Asynchronicity in D

Mon Apr 4 18:08:49 PDT 2011

The problem with threads is the context switch not really the stack
size. Threads are not the solution to increase performance. In high
performance systems threads are used for fairness in the
resquest-response pipeline not for performance. Obviously, this fact
is not argued when talking about uni-processor. With the availability
of cheap multi-processor, multi-core and hyper-threading multiple
threads are needed to keep all logical processors busy. In other words
multiple threads are needed to get the most out of the hardware even
if you don't care about fairness.

Now the argument above doesn't take into account implementability.
Most people write sequential multithreaded because it is "easier" (I
personally think it is harder not to violate the invariant in the
presence of concurrency/sharing).
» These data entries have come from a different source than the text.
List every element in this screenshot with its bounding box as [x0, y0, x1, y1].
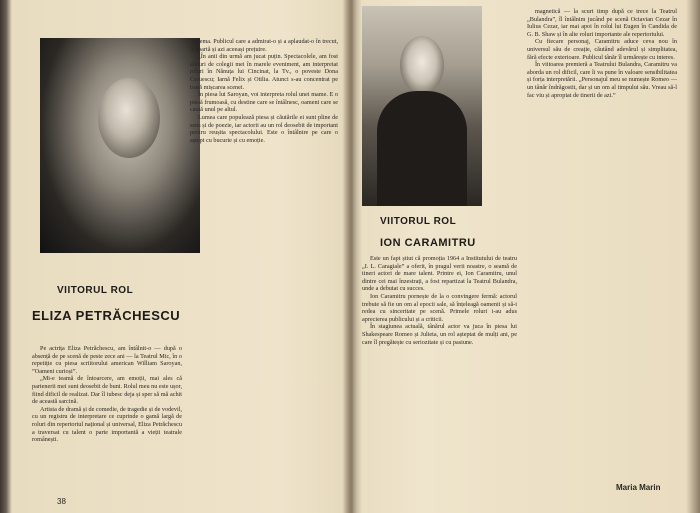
paragraph: Pe actrița Eliza Petrăchescu, am întâlnit-o — după o absență de pe scenă de peste zece ani — la Teatrul Mic, în o repetiție cu piesa scriitorului american William Saroyan, ”Oameni curioși”.	[32, 345, 182, 375]
paragraph: Artista de dramă și de comedie, de tragedie și de vodevil, cu un registru de interpretare ce cuprinde o gamă largă de roluri din repertoriul național și universal, Eliza Petrăchescu a traversat cu talent o parte importantă a vieții teatrale românești.	[32, 405, 182, 444]
article-column-1	[32, 345, 182, 495]
paragraph: În viitoarea premieră a Teatrului Bulandra, Caramitru va aborda un rol dificil, care îi va pune în valoare sensibilitatea și forța interpretării. „Personajul meu se numește Romeo — un tânăr îndrăgostit, dar și un om al timpului său. Vreau să-l fac viu și apropiat de tinerii de azi.”	[527, 61, 677, 99]
article-column-2	[527, 8, 677, 478]
paragraph: Cu fiecare personaj, Caramitru aduce ceva nou în universul său de creație, căutând adevărul și simplitatea, fără efecte exterioare. Publicul tânăr îl urmărește cu interes.	[527, 38, 677, 61]
article-column-2	[190, 38, 338, 500]
portrait-face	[400, 36, 444, 94]
paragraph: În piesa lui Saroyan, voi interpreta rolul unei mame. E o piesă frumoasă, cu destine care se întâlnesc, oameni care se caută unul pe altul.	[190, 91, 338, 114]
paragraph: magnetică — la scurt timp după ce trece la Teatrul „Bulandra”, îl întâlnim jucând pe scenă Octavian Cezar în Iulius Cezar, iar mai apoi în rolul lui Eugen în Candida de G. B. Shaw și în alte roluri importante ale repertoriului.	[527, 8, 677, 38]
left-page	[12, 0, 352, 513]
right-page	[352, 0, 692, 513]
paragraph: Este un fapt știut că promoția 1964 a Institutului de teatru „I. L. Caragiale” a oferit, în pragul verii noastre, o seamă de tineri actori de mare talent. Printre ei, Ion Caramitru, unul dintre cei mai înzestrați, a fost repartizat la Teatrul Bulandra, unde a debutat cu succes.	[362, 255, 517, 293]
subject-name: ION CARAMITRU	[380, 237, 476, 249]
paragraph: „Mi-e teamă de întoarcere, am emoții, mai ales că partenerii mei sunt deosebit de buni. Rolul meu nu este ușor, fiind dificil de realizat. Dar îl iubesc deja și sper să mă achit de această sarcină.	[32, 375, 182, 406]
paragraph: „În anii din urmă am jucat puțin. Spectacolele, am fost alături de colegii mei în marele eveniment, am interpretat roluri în Nănuța lui Cincinat, la Tv., o poveste Dona Ceruescu; Iarnă Felix și Otilia. Atunci s-au concentrat pe toată mișcarea scenei.	[190, 53, 338, 91]
page-number: 38	[57, 497, 66, 506]
subject-name: ELIZA PETRĂCHESCU	[32, 308, 181, 323]
article-column-1	[362, 255, 517, 500]
section-label: VIITORUL ROL	[380, 216, 457, 227]
section-label: VIITORUL ROL	[57, 285, 134, 296]
author-credit: Maria Marin	[616, 483, 661, 492]
ion-caramitru-photo	[362, 6, 482, 206]
paragraph: Ion Caramitru pornește de la o convingere fermă: actorul trebuie să fie un om al epocii sale, să înțeleagă oamenii și să-i redea cu sinceritate pe scenă. Primele roluri i-au adus aprecierea publicului și a criticii.	[362, 292, 517, 323]
paragraph: În stagiunea actuală, tânărul actor va juca în piesa lui Shakespeare Romeo și Julieta, un rol așteptat de mulți ani, pe care îl pregătește cu seriozitate și cu pasiune.	[362, 323, 517, 346]
paragraph: Lumea care populează piesa și căutările ei sunt pline de sens și de poezie, iar actorii au un rol deosebit de important pentru reușita spectacolului. Este o întâlnire pe care o aștept cu bucurie și cu emoție.	[190, 113, 338, 144]
paragraph: tema. Publicul care a admirat-o și a aplaudat-o în trecut, îi poartă și azi aceeași prețuire.	[190, 38, 338, 53]
eliza-petrachescu-photo	[40, 38, 200, 253]
portrait-body	[377, 91, 467, 206]
portrait-face	[98, 78, 160, 158]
Many people feel it is easier to
extend the programmer to understand a sequential shared model than to
do a paradigm switch to an event based model.

On Mon, Apr 4, 2011 at 6:49 PM, Sean Kelly <sean at invisibleduck.org> wrote:
> On Apr 1, 2011, at 6:08 PM, Brad Roberts wrote:
>
>> On Fri, 1 Apr 2011, dsimcha wrote:
>>
>>> On 4/1/2011 7:27 PM, Sean Kelly wrote:
>>>> On Apr 1, 2011, at 2:24 PM, dsimcha wrote:
>>>>
>>>>> == Quote from Brad Roberts (braddr at puremagic.com)'s article
>>>>>> I've got an app that regularly runs with hundreds of thousands of
>>>>>> connections (though most of them are mostly idle).  I haven't seen it
>>>>>> break 1M yet, but the only thing stopping it is file descriptor limits
>>>>>> and
>>>>>> memory.  It runs a very standard 1 thread per cpu model.  Unfortunatly,
>>>>>> not yet in D.
>>>>>>
>>
>> I won't go into the why part, it's not interesting here, and I probably
>> can't talk about it anyway.
>>
>> The simplified view of how: No fibers, just a small number of kernel
>> threads (via pthread).  An epoll thread that queues tasks that are
>> pulled by the 1 per cpu worker threads.  The queue is only as big as the
>> outstanding work to do.  Assuming that the rate of socket events is less
>> than the time it takes to deal with the data, the queue stays empty.
>>
>> It's actually quite a simple architecture at the 50k foot view.  Having
>> recently hired some new people, I've got recent evidence... it doesn't
>> take a lot of time to fully 'get' the network layer of the system.
>> There's other parts that are more complicated, but they're not part of
>> this discussion.
>>
>> A thread per socket would never handle this load.  Even with a 4k stack
>> (which you'd have to be _super_ careful with since C/C++/D does nothing to
>> help you track), you'd be spending 4G of ram on just the stacks.  And
>> that's before you get near the data structures for all the sockets, etc.
>
> I misread your prior post as one thread per socket and was a bit baffled.  Makes a lot more sense now.  Potentially one read event per socket still means a pretty long queue though.
>
> Regarding the stack size... is that much of an issue with 64-bit processes?  Figure a few pages of committed memory per thread plus a large reserved range that shouldn't impact things at all.  Definitely more than the event model, but maybe not tremendously so?